Ch. 7, v. 13: "Kaaras kesef achas shloshim u'mei'oh mishkoloh mizrok echod kesef shivim shekel b'shekel hakodesh SHNEIHEM m'lei'im" - The Targum Yonoson ben Uziel says that the "k'oroh," the plate had a thin wall, while the "mizrok," the bowl, had a thick wall. How does he know this?

The GR"A says that the gemara Yoma 62b derives from the word "SHNEI" (Vayikroh 16:5) that the two goat sacrifices of Yom Kippur must be similar. Here we also have the word SHNEI in "SHNEIHEM m'lei'im." This teaches us that the two vessels are equal. The "k'oroh" had almost twice as much silver in it as the "mizrok." How then could they be equal? The GR"A answers that they have equal volume of content. This could only be true if the vessel made of 130 coins of silver weight was created with a very thick wall, and the vessel made of 70 coins of silver weight was created with a thinner wall.
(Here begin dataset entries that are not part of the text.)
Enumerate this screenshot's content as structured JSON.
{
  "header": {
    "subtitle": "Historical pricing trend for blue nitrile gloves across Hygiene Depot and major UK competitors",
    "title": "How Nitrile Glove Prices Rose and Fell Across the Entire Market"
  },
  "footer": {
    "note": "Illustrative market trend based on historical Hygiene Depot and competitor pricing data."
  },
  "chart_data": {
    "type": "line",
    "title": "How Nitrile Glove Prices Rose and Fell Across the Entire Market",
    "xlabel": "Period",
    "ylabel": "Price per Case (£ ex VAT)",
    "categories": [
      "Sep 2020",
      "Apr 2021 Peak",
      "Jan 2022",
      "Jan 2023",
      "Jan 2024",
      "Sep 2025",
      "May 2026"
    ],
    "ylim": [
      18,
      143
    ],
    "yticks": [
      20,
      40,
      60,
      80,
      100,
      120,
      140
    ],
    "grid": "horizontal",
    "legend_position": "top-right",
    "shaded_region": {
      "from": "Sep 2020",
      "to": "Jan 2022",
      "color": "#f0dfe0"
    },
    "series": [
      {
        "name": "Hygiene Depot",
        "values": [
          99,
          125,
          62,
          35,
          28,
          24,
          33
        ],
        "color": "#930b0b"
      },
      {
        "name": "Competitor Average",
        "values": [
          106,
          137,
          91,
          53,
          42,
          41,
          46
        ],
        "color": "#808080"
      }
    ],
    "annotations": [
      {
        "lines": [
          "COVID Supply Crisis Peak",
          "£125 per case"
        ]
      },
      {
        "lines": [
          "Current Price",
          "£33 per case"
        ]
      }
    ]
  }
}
The Meshech Chochmoh says that with this we can understand a difference in the description of the vessels. When describing the weight of the thick-walled "k'oroh" the Torah gives us the weight as 130 without mentioning that it refers to 130 SHEKEL COIN weights, and when describing the description of the "mizrok" the Torah says "70 SHEKEL B'SHEKEL HAKODESH." The "mizrok" was made with a thin wall which was the thickness of the original shekel coin. Since a characteristic of the original coin was maintained, the Torah mentions SHEKEL. The "k'oroh," however, was created with a very thick wall, approximately double the thickness of a shekel. Since there was no vestige of the original shekel, the Torah only mentioned the number without mentioning the coin.
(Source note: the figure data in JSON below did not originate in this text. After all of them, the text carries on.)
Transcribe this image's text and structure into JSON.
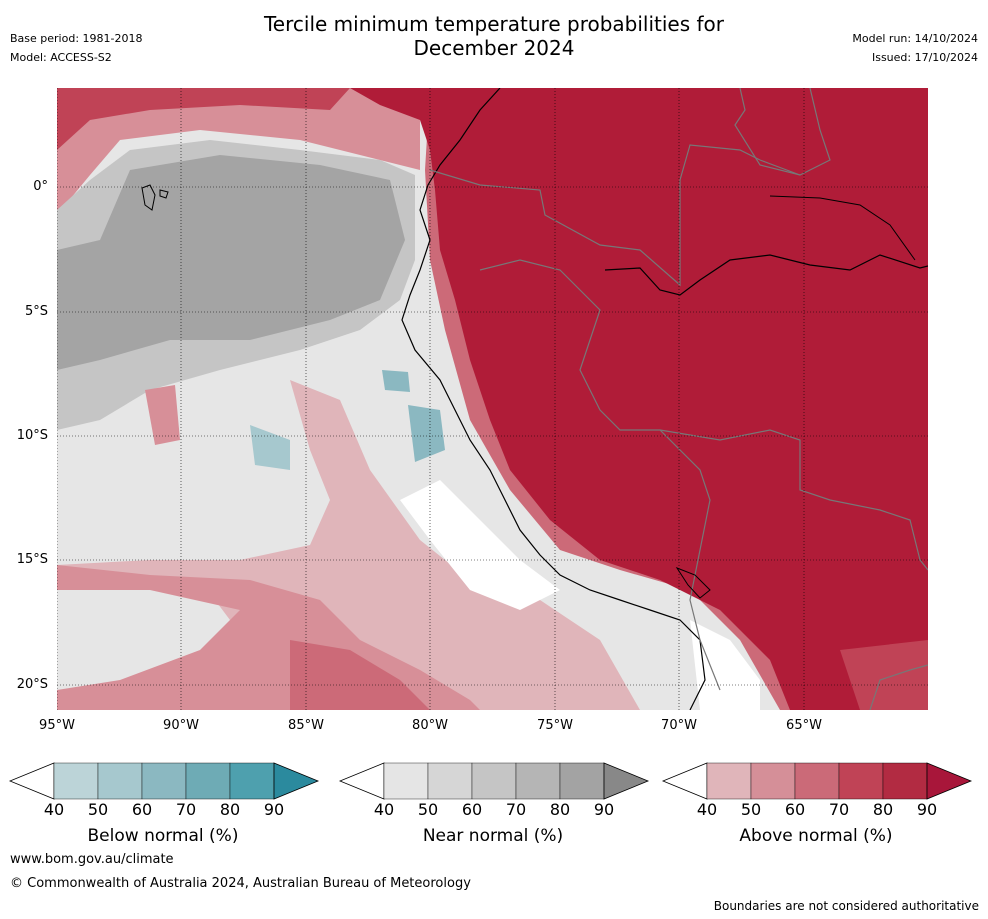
{
  "header": {
    "title_line1": "Tercile minimum temperature probabilities for",
    "title_line2": "December 2024",
    "base_period": "Base period: 1981-2018",
    "model": "Model: ACCESS-S2",
    "model_run": "Model run: 14/10/2024",
    "issued": "Issued: 17/10/2024"
  },
  "map": {
    "lat_ticks": [
      "0°",
      "5°S",
      "10°S",
      "15°S",
      "20°S"
    ],
    "lon_ticks": [
      "95°W",
      "90°W",
      "85°W",
      "80°W",
      "75°W",
      "70°W",
      "65°W"
    ],
    "colors": {
      "above_90": "#b01c38",
      "above_80": "#c04356",
      "above_70": "#cc6a78",
      "above_60": "#d78f98",
      "above_50": "#e0b5ba",
      "near_50": "#e6e6e6",
      "near_60": "#d6d6d6",
      "near_70": "#c5c5c5",
      "near_80": "#b3b3b3",
      "near_90": "#a4a4a4",
      "below_50": "#a6c8ce",
      "below_60": "#8bb8c1"
    }
  },
  "colorbars": [
    {
      "label": "Below normal (%)",
      "ticks": [
        "40",
        "50",
        "60",
        "70",
        "80",
        "90"
      ],
      "colors": [
        "#bcd4d8",
        "#a6c8ce",
        "#8bb8c1",
        "#6eabb5",
        "#4ea0ae",
        "#2b8a9e"
      ]
    },
    {
      "label": "Near normal (%)",
      "ticks": [
        "40",
        "50",
        "60",
        "70",
        "80",
        "90"
      ],
      "colors": [
        "#e5e5e5",
        "#d6d6d6",
        "#c5c5c5",
        "#b5b5b5",
        "#a3a3a3",
        "#888888"
      ]
    },
    {
      "label": "Above normal (%)",
      "ticks": [
        "40",
        "50",
        "60",
        "70",
        "80",
        "90"
      ],
      "colors": [
        "#e0b5ba",
        "#d58f98",
        "#cb6a78",
        "#c04356",
        "#b22b42",
        "#a8163a"
      ]
    }
  ],
  "footer": {
    "website": "www.bom.gov.au/climate",
    "copyright": "© Commonwealth of Australia 2024, Australian Bureau of Meteorology",
    "disclaimer": "Boundaries are not considered authoritative"
  }
}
Shoftim Ch. 13, v. 5: "U'moreh LO YAA'LEH AL ROSHO ki nzir Elokim y'h'yeh hanaar min habo'ten," - v. 7: "Ki nzir Elokim y'h'yeh hanaar min ha'beten AD YOM MOSO" - Verse 5 contains the words of the angel to the wife of Monoach, and verse 7 contains the words of Monoach's wife to her husband. There are two noticeable differences between the two verses. In verse 5 the angel mentions that a razor shall not go upon the newborn child's head, but he leaves out that the child will be a nozir until his death, while the wife of Monoach relates to her husband that the child will be a nozir from the womb until his death, but leaves out that a razor shall not go upon his head.
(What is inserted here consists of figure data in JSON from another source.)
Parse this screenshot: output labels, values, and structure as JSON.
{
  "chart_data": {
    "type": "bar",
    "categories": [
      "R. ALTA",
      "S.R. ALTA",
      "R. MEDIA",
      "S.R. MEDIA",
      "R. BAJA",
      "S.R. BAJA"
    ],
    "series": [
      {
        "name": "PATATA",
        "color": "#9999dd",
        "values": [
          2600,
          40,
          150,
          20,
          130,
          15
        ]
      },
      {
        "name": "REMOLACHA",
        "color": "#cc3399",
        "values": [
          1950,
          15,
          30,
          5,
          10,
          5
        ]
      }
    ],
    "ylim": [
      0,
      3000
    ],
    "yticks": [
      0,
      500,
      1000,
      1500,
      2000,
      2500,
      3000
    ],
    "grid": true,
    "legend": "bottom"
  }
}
The Meshech Chochmoh says that the angel was telling her the laws of a nozir from birth. Therefore he mentioned that a razor shall not be used on the child's head as per Bmidbar 6:5. There was no need to mention that the status of nozir would continue until his death. The wife of Monoach, on the other hand, had divine inspiration in her words and said that he would be a nozir until his death, and although he may not have been permitted to have his hair cut, in fact, his hair would eventually be cut, shortly before his death, as we see in Shoftim 16:19.